Languages of Iraq, Ancient and Modern.

AuthorTesten, David
PositionBook review

Languages of Iraq, Ancient and Modern. Edited by J. N. POSTGATE. Cambridge: BRITISH SCHOOL OF ARCHAEOLOGY IN IRAQ, 2007. Pp. ix + 187, illus. $37.50 (paper). [Distributed by David Brown Book Co., Oakville. Ct.]

As Nicholas Postgate, the editor of this volume, observes, "Today the people of Iraq speak at least four languages from three major language groups: Arabic, Aramaic, Kurdish and Turkman. Four thousand years ago, in 2000 B.C., the same was true: Akkadian, Amorite, Hurrian, and Sumerian" (p. 1). This handy collection--the outcome of a November 2003 "study day" conducted at the British Academy--consists of nine chapters, devoted to the most prominent of the languages spoken and/or written in Mesopotamia over the course of its five millennia of documented history.

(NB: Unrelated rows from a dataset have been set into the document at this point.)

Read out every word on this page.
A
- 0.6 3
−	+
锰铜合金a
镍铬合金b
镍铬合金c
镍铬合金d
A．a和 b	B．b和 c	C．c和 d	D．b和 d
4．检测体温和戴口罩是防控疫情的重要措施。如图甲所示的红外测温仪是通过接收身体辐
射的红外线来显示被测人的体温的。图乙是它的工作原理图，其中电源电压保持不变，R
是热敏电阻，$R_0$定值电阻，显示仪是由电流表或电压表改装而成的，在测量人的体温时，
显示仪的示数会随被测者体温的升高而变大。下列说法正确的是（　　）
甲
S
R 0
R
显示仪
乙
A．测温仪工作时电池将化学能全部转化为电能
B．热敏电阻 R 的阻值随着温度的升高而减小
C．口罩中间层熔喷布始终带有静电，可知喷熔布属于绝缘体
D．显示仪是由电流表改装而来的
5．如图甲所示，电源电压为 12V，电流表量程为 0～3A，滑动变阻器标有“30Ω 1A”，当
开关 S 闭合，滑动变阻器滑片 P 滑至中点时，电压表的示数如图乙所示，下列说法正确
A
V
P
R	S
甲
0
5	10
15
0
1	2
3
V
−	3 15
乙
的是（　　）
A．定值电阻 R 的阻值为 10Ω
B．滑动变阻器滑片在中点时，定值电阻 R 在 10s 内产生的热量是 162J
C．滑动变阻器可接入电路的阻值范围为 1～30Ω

Postgate's observation highlights the importance of seeing linguistic continuity and change as two aspects of the same phenomenon. It is certainly possible to point to isolated linguistic facts that seem to have defied the passage of time--to cite Postgate once again. "On the back of my office door in Cambridge I keep a palm-fibre belt used by date harvesters, not in case I feel a sudden urge to climb a palm-tree, but as a reminder that its modern Iraqi name, tebelye, can be traced back to the time of Hammurapi" (p. 2). Such linguistic fossils are genuinely thought-provoking, but it should not be forgotten that the overall grammatical and lexical matrix in which we find them embedded is no less the linear outcome of the countless preceding phases of history and prehistory. In very many instances, the relation between the past and the present may not be visible to the casual observer. However, once linguistic historians have untangled the various linguistic transformations that history has introduced--transformations that will often, to be sure, prove to be of considerable subtlety or complexity and the accumulated effects of the sociocultural and geopolitical influences to which speech communities are subject, we find that the entire linguistic world as we know it is pervaded by the shadows of the past.

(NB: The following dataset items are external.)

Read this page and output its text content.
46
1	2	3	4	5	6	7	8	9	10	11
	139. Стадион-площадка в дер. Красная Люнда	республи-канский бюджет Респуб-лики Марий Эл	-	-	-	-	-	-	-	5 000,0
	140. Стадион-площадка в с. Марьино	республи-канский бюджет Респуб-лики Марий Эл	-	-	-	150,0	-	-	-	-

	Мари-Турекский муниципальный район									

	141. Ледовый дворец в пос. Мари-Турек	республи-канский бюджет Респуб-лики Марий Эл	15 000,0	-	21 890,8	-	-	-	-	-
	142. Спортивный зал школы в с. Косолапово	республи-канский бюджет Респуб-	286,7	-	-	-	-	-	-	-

Among the authors of this book's nine chapters are philologists, archeologists, historians, and linguistic field researchers. Each of the volume's chapters is designed to provide the educated layperson with an overview of one of Iraq's chief languages or language-groups. At the same time, however, differences in the focus of each author reflect his or her particular background...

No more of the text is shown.